What did people who were close to Joseph Smith think of him? How did he bridge the credibility gap between how he was perceived and what he was claiming to have done and what he was about to do? We tend to apply the stick-pulling/leg-wrestling motif here — just a bit of harmless fun — but I wonder if there wasn’t something more fundamental being alluded to here. I don’t know enough about the context in which Joseph Smith–History was written and edited, but I think everyone involved in the process knew Smith personally, and it’s interesting that it was considered important enough to make the final cut.
It’s also interesting that repentance leads to the visit of Moroni. It has certainly been my experience that spiritual growth and clarity comes most readily in moments of repentance and rather than moments of self-congratulation or pious judgement of others.
When Moroni arrives, he does some serious Bible quoting, establishing his legitimacy to Joseph in that context. (Except for the changes he makes to the texts — is this inspiration for further ‘translations?’) It might be interesting to go through all of them and see how Moroni was contextualizing the Book of Mormon. Malachi 4:5-6 is especially interesting as we now read that verse in light of temple work, but what did it mean to Smith and others in the years before the temple had that function? Protestant Bible commentaries focus on the warning more than the family aspects and as a reference to John the Baptist, a parallel to Smith in a millennial sense. I cannot say what Moroni’s intentions were, but it seems likely that early readers would have read these verses differently than we do today.
The Godfrey article tells us more about Joseph Smith’s difficulty in obtaining the plates: ‘Apparently the thought of the gold had severely tempted the youth, and the actual sight of the plates moved Joseph to thoughts of riches.’ I recommend his summary of the different accounts of this issue. Godfrey also mentions the treasure hunting trial, which adds to the complexity of Joseph Smith’s attitude about the plates at this point. While this might make some members uncomfortable, I believe this raises some important questions about prophethood and discipleship.
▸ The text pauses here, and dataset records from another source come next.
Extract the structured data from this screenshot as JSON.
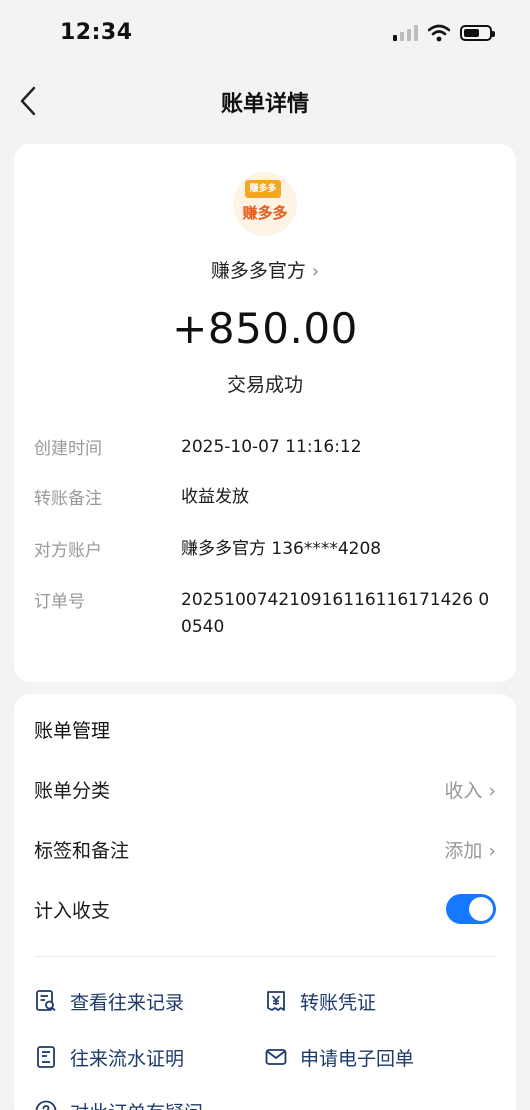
{
  "status_bar": {
    "time": "12:34"
  },
  "nav": {
    "title": "账单详情"
  },
  "merchant": {
    "logo_tag": "赚多多",
    "logo_name": "赚多多",
    "name": "赚多多官方",
    "amount": "+850.00",
    "status": "交易成功"
  },
  "details": [
    {
      "key": "创建时间",
      "value": "2025-10-07 11:16:12"
    },
    {
      "key": "转账备注",
      "value": "收益发放"
    },
    {
      "key": "对方账户",
      "value": "赚多多官方 136****4208"
    },
    {
      "key": "订单号",
      "value": "202510074210916116116171426 00540"
    }
  ],
  "management": {
    "title": "账单管理",
    "category_label": "账单分类",
    "category_value": "收入",
    "tag_label": "标签和备注",
    "tag_value": "添加",
    "include_label": "计入收支",
    "include_on": true
  },
  "actions": [
    {
      "label": "查看往来记录",
      "icon": "records-icon"
    },
    {
      "label": "转账凭证",
      "icon": "yuan-receipt-icon"
    },
    {
      "label": "往来流水证明",
      "icon": "statement-icon"
    },
    {
      "label": "申请电子回单",
      "icon": "mail-icon"
    },
    {
      "label": "对此订单有疑问",
      "icon": "question-icon"
    }
  ],
  "colors": {
    "accent": "#1677ff",
    "action_text": "#1e3a6a",
    "logo_orange": "#e8591a"
  }
}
I’m quite interested in this myself, and of course there has been lots written about it. Here’s Godfrey again:
The scriptures indicate that translation involved sight, power, transcription of the characters, the Urim and Thummim or a seerstone, study, and prayer. David Whitmer and Martin Harris testify that if the Prophet made the proper preparation, sentences would appear, which he dictated to his scribe. If the scribe wrote them correctly, the words would disappear, and others would take their place.
The contrast with modern Mormonism is pronounced here, and I find that very curious, although I’m not exactly sure what I’ll do with that in a lesson. At any rate, the word ‘translation’ as we use it generally does not really explain what was happening very well.
The wacky misadventures of Martin Harris
The traditional reading of this is so familiar (and clearly developed by the leading questions in the manual). I might take a different approach, seeing if we can understand him a little better. Harris deserves better than being a mere morality tale. Given his role in the community, what would have motivated Harris to be so involved in the Book of Mormon project?
The Wikipedia page for Martin Harris offers this: ‘Harris’s neighbors considered him both an honest and superstitious man.’ Please go through the footnotes on that page. Harris was not just a nice, rich farmer: he was a see-er of visions in his own right. Considering that his experiences and religious world view must have been crucial in motivating his interest in the Book of Mormon, I wonder how we as modern Mormons think about them, especially considering that all three of the Three Witnesses had similar experiences before meeting Smith. Martin Harris would have been considered a nut in 21st century Mormonism (and maybe 1840s Mormonism — I don’t know), but that nuttiness seems to be a fairly essential to getting the book published.
One of the questions I have about the entire period: are the experiences of Joseph Smith — with visions and visitations, translations and revelations — are these essentially the same as our modern experiences with revelation and inspiration but much more intense? Or are they a completely different thing altogether?
There’s lots more to the lesson, and I would love to dig into the three witnesses as well, but as so often happens in these classes, I have run out of time.